Il assiste à la scène en y prenant probablement trop part, lui qui s’impose, lui qui a pas du tout à faire là. Matt qui est incapable de laisser une situation aller lorsqu’il la juge penchant plutôt du côté noir que du côté blanc de la balance. Et ça l’a mis dans la merde, son incapacité à diviser les situations en camaïeux de gris, il a perdu sa famille au complet, il la retrouve à peine depuis. Mais il est idiot le McGrath, il apprend pas, ou du moins, il devient de plus en plus doué à se convaincre qu’il fait la bonne chose, qu’il est là où il doit, que ses élans d’héroïsme tout sauf nécessaire ont une raison d’être, et qu’il n’est pas qu’un gros lourd comme un autre qui va gratter tout ce qui peut nourrir son égo. Allie qui rassure, qui se dégage de l’un comme de l’autre, qui se relève surtout. Parce qu’il s’en fout qu’elle refuse son aide une fois ses pieds bien ancrés au sol, il en a rien à faire qu’elle ne s’appuie pas entièrement sur lui si ça veut dire qu’elle peut se tenir toute seule, qu’elle n’a plus besoin d’aide, qu’elle se gère. Le gars lui, il mâche ses mots, mais il colle pas, encore heureux. Il déguerpit pas mal au même moment où Matt fait volte-face vers elle, où il la voit s’engouffrer dans le commerce comme si elle y était entrée des dizaines de fois, comme si c’était son royaume désormais, pour ce soir au moins.

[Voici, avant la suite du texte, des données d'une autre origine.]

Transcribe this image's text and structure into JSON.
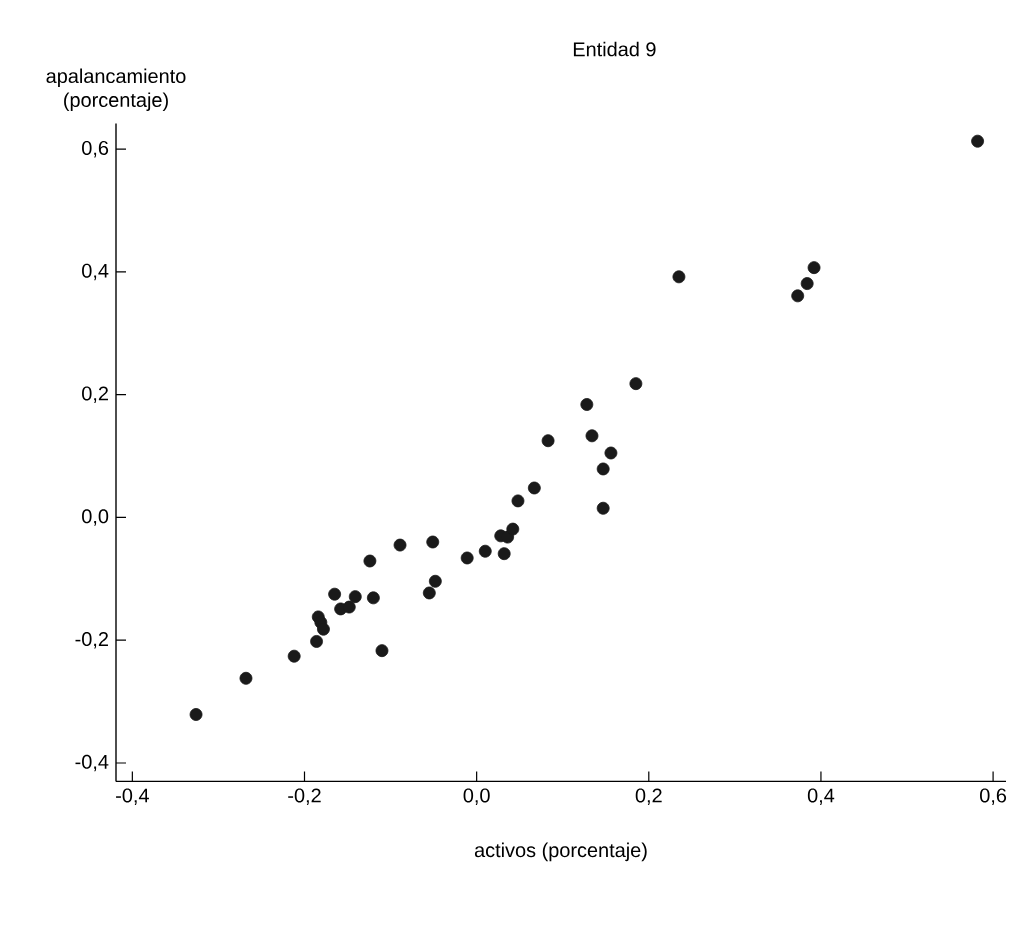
{
  "chart_data": {
    "type": "scatter",
    "title": "Entidad 9",
    "xlabel": "activos (porcentaje)",
    "ylabel": "apalancamiento (porcentaje)",
    "x": [
      -0.326,
      -0.268,
      -0.212,
      -0.186,
      -0.184,
      -0.181,
      -0.178,
      -0.165,
      -0.158,
      -0.148,
      -0.141,
      -0.124,
      -0.12,
      -0.11,
      -0.089,
      -0.051,
      -0.055,
      -0.048,
      -0.011,
      0.01,
      0.028,
      0.036,
      0.032,
      0.042,
      0.048,
      0.067,
      0.083,
      0.128,
      0.134,
      0.156,
      0.147,
      0.147,
      0.185,
      0.235,
      0.373,
      0.384,
      0.392,
      0.582
    ],
    "series": [
      {
        "color": "#1a1a1a",
        "values": [
          -0.321,
          -0.262,
          -0.226,
          -0.202,
          -0.162,
          -0.171,
          -0.182,
          -0.125,
          -0.149,
          -0.146,
          -0.129,
          -0.071,
          -0.131,
          -0.217,
          -0.045,
          -0.04,
          -0.123,
          -0.104,
          -0.066,
          -0.055,
          -0.03,
          -0.032,
          -0.059,
          -0.019,
          0.027,
          0.048,
          0.125,
          0.184,
          0.133,
          0.105,
          0.079,
          0.015,
          0.218,
          0.392,
          0.361,
          0.381,
          0.407,
          0.613
        ]
      }
    ],
    "grid": false,
    "xlim": [
      -0.419,
      0.615
    ],
    "ylim": [
      -0.43,
      0.642
    ],
    "xticks": [
      {
        "value": -0.4,
        "label": "-0,4"
      },
      {
        "value": -0.2,
        "label": "-0,2"
      },
      {
        "value": 0.0,
        "label": "0,0"
      },
      {
        "value": 0.2,
        "label": "0,2"
      },
      {
        "value": 0.4,
        "label": "0,4"
      },
      {
        "value": 0.6,
        "label": "0,6"
      }
    ],
    "yticks": [
      {
        "value": -0.4,
        "label": "-0,4"
      },
      {
        "value": -0.2,
        "label": "-0,2"
      },
      {
        "value": 0.0,
        "label": "0,0"
      },
      {
        "value": 0.2,
        "label": "0,2"
      },
      {
        "value": 0.4,
        "label": "0,4"
      },
      {
        "value": 0.6,
        "label": "0,6"
      }
    ]
  }
}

« Merci, justicier de la nuit. » si elle l’a entraîné avec elle à l’intérieur, elle finit par s’échapper vers le lavabo le temps que Matt verrouille la porte, qu’il s’assure que le connard est allé crever plus loin, qu’il laisse pas de taches de sa sale chair à saucisses sur le palier. « Ou plutôt de l’aube, j’suis sûr qu’on voit le soleil se lever si on plisse assez fort les yeux. » il fait de l’humour le gars, il tente du moins, quand on sait tous très bien à quel point son sens du comique laisse majoritairement à désirer. Mais il essaie, faut lui donner, et mine de rien lorsqu’il finit par s’installer sur l’un des tabourets derrière le comptoir de bois vernis, il garde son sourire en coin bien visible, ça lui évite de le troquer pour un rictus d’inquiétude sûrement. « Qu’est-ce que j’te dois? J’te laisse choisir. » Allie vide ses poches mais il regarde juste ses gestes, ses manies, comment elle manœuvre, comment elle bouge plutôt que le contenu de ses poches qui fait beaucoup trop de vacarme pour que ce soit normal d’avoir autant de trucs sur soi. Il essaie de voir si elle est blessée. Il prend son temps parce que la pénombre aide pas tant à l’opération. Mais quand elle file retirer son t-shirt pour le laver vite fait, Matt arrive à voir l’esquisse de sa peau, il réussit à la détailler vite fait, et à se rassurer lui-même comme quoi, elle semble pas avoir de marques à vif. « Allez, dude, laisse ta tolérance jouer le jeu. C’est ma monnaie d’échange. » sorti de ses pensées, y’a McGrath qui finit par se lever de son siège pour aller déléguer un peu de son attention au butin qu’elle lui offre. « Y’a rien là-dedans que j’ai pas déjà. » qu’il finira par statuer, après une longue minute à étudier le bric à brac qui s’étale, éclectique, sous ses yeux. « Rien ne mord. J’ai enlevé du marché tout ce qui aurait pu être dangereux pour toi. Rated PG13. » « Trop d’honneurs. » mais il prendra rien Matt. Parce qu’elle en a bien plus besoin que lui.
« T’as soif? T’as faim? » c’est une chorégraphie parfaitement maîtrisée qu’ils font probablement pour la toute première fois alors qu’elle troque sa place derrière le bar pour revenir en salle, et que lui-même file du côté des bouteilles et autres vivres vendus au commerce de jour comme de nuit. « C’est pas de la pitié, c’est juste qu’on m’a appris à ne pas être malpoli et à partager. » et s’assurant qu’elle ne le prenne pas comme une insulte – il a quand même Jill la tornade comme sœur, à force, il anticipe lorsqu’une de ses paroles risquent de froisser quelqu’un au quart de tour – il s’active déjà à se préparer un café, à dégainer sandwichs et autres boulangerie à grignoter.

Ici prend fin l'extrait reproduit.